The rapporteur said that there are different sources of financing available for countries to develop infrastructure, as well as the possibility in some nations to raise rates, but looking for ways as subsidies so as not to affect the poorest people.
For Heller, part of the region lacks the State's presence on water and there is little awareness of the importance that this sector has on the health of the population.
The director of the Department of Public Health and the Environment at the World Health Organization (WHO), María Neira, highlighted the benefits of water and sanitation in health, but also the benefits for governments.
"For every dollar that is invested in water and sanitation, the return is $ 4. The benefits in health are so enormous that it is almost unethical not to start up these investments," said Neira.

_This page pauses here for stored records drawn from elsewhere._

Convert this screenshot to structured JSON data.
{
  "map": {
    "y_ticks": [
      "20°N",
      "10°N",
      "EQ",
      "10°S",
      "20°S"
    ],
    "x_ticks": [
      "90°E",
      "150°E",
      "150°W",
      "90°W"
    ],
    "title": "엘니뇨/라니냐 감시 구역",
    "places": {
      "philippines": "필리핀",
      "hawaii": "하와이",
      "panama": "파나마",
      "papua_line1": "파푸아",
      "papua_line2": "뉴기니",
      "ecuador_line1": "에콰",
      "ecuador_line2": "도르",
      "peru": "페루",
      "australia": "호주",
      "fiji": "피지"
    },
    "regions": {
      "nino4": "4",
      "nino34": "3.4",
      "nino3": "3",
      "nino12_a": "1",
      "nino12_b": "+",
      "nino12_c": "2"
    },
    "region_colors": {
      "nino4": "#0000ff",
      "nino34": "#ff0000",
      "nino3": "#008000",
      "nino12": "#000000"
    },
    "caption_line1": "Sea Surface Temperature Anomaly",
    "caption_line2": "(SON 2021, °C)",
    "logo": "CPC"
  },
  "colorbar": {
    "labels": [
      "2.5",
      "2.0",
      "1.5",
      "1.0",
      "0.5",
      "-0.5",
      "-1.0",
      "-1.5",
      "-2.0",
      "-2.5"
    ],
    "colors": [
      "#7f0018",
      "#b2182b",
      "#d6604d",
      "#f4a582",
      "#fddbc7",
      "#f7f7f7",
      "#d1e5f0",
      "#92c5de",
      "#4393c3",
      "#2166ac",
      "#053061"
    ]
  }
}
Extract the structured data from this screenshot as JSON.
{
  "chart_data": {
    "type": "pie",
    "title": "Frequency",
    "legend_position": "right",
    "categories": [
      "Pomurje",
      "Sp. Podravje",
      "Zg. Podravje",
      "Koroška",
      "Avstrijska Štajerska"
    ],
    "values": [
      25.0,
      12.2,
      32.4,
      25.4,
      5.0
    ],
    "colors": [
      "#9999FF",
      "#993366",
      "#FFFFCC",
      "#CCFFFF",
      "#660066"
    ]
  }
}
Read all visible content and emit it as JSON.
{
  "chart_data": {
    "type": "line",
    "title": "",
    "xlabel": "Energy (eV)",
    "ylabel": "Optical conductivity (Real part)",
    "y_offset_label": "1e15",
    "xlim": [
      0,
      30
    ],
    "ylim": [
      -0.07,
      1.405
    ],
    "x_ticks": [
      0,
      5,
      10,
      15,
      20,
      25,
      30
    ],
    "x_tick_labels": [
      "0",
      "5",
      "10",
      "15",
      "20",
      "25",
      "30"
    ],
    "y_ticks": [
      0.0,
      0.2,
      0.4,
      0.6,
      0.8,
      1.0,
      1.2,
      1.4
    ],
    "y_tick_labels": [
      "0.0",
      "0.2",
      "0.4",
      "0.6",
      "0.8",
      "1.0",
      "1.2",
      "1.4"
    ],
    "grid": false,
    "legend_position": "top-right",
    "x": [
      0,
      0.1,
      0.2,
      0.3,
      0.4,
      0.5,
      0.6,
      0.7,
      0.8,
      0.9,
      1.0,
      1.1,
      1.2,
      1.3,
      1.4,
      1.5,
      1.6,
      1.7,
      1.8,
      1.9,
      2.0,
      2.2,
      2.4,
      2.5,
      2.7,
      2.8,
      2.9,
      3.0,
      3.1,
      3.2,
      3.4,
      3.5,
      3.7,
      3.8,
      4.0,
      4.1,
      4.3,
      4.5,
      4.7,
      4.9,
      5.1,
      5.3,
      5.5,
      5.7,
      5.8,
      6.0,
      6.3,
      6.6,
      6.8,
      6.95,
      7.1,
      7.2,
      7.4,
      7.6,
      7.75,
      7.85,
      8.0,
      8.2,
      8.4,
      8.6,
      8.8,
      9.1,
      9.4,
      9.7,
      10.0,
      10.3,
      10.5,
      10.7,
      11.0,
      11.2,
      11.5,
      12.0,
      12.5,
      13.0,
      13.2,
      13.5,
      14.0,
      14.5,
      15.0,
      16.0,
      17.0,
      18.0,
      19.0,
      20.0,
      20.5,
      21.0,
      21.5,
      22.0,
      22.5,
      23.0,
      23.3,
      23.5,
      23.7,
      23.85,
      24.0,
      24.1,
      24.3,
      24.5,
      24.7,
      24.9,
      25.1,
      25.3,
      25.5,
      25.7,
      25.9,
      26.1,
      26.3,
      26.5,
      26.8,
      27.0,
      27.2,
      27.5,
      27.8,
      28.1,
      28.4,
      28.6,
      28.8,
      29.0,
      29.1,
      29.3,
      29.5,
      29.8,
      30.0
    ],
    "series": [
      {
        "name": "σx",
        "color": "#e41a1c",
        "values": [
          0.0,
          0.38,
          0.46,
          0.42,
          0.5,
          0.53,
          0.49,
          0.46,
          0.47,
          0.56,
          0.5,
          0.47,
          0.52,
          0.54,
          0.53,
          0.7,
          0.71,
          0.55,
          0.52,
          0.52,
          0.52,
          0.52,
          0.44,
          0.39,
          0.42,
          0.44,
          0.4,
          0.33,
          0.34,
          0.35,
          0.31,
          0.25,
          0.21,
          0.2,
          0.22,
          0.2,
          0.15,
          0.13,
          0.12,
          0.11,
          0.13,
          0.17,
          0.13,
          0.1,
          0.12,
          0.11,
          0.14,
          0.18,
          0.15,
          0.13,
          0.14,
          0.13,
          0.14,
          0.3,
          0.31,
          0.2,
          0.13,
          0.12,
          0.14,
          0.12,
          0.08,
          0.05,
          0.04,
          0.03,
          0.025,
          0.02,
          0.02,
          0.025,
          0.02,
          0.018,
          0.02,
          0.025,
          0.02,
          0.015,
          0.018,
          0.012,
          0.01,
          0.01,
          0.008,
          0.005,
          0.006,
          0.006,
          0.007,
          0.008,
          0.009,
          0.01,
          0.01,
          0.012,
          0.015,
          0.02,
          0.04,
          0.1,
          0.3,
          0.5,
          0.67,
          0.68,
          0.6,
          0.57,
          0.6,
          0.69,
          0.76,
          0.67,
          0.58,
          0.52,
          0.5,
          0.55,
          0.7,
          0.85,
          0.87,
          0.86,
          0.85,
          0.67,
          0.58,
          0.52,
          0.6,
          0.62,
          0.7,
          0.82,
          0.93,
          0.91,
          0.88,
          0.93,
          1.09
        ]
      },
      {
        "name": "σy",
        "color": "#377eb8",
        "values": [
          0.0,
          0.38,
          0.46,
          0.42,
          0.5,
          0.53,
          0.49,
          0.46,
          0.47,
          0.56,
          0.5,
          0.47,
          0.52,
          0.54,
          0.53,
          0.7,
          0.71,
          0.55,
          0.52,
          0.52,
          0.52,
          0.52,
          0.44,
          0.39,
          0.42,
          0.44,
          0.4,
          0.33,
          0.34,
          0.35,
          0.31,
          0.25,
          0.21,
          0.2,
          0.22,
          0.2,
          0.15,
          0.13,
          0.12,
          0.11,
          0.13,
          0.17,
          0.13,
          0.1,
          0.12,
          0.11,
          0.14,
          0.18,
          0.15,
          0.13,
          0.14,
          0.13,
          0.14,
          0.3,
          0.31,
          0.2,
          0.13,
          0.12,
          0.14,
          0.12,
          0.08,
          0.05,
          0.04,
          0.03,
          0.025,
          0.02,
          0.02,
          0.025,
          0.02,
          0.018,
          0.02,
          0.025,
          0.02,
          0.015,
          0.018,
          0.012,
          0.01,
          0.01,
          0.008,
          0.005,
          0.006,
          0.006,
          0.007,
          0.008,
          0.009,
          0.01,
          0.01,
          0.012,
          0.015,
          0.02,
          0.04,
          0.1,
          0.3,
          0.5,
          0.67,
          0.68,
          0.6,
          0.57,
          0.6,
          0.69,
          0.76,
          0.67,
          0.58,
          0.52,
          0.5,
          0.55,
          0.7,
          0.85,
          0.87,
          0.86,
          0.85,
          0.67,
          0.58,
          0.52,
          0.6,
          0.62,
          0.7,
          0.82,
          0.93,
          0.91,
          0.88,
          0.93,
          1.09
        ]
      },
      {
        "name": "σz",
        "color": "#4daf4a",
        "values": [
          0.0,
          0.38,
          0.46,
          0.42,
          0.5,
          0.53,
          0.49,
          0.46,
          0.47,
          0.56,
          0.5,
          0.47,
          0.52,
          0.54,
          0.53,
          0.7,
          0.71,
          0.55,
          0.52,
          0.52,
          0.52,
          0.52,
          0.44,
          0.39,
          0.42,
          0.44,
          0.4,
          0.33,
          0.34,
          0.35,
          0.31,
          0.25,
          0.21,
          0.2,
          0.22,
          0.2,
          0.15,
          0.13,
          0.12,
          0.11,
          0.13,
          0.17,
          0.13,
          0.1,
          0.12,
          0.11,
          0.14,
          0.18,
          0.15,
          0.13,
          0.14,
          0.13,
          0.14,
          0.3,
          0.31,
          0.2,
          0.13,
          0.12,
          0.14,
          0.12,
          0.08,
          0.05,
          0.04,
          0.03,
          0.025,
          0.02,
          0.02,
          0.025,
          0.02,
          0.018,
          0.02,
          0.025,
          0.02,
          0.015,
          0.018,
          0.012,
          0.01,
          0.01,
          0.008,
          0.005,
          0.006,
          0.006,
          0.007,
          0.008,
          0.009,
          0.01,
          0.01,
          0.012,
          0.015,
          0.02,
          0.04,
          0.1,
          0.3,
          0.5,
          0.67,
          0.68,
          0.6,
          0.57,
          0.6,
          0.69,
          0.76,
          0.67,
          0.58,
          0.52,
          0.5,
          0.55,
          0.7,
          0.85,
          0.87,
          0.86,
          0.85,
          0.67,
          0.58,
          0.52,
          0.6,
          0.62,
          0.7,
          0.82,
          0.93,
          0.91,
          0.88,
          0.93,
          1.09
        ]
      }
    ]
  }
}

With data from 18 countries, it was determined that 7.73% of Latin Americans in rural areas consume unprotected well water or surface water.
In rural areas, drinking water coverage managed safely is 58.4% and in urban areas 76.3%, while at basic levels (it refers to waiting times not exceeding 30 minutes to obtain water). of 27.7% and 19.5%, respectively.
The rest of the population of the region has limited access to liquid.
In terms of sanitation, the data show that at least 63.8 million Latin Americans do not have access to a proper bathroom (sanitary service), of which 19 million defecate in the open air.
In rural areas of Latin America, the coverage of safe sanitation of sewage (sewerage and treatment plants) reaches only 26.3%, and in urban areas 49.2%.
During LATINOSAN 2019 the Latin American Observatory of Water and Sanitation will be launched, a project that has the financial support of the World Bank and the Inter-American Development Bank (IDB).
At the Conference, a declaration will also be issued in which commitments will be established to advance towards the achievement of the Sustainable Development Goals.
The event includes international specialists, service operators, officials, the private sector and academia. In total, 6 lectures and 21 technical presentations will be held.
The inauguration was in charge of the president of Costa Rica, Carlos Alvarado, who urged to advance towards the reduction of gaps in the matter.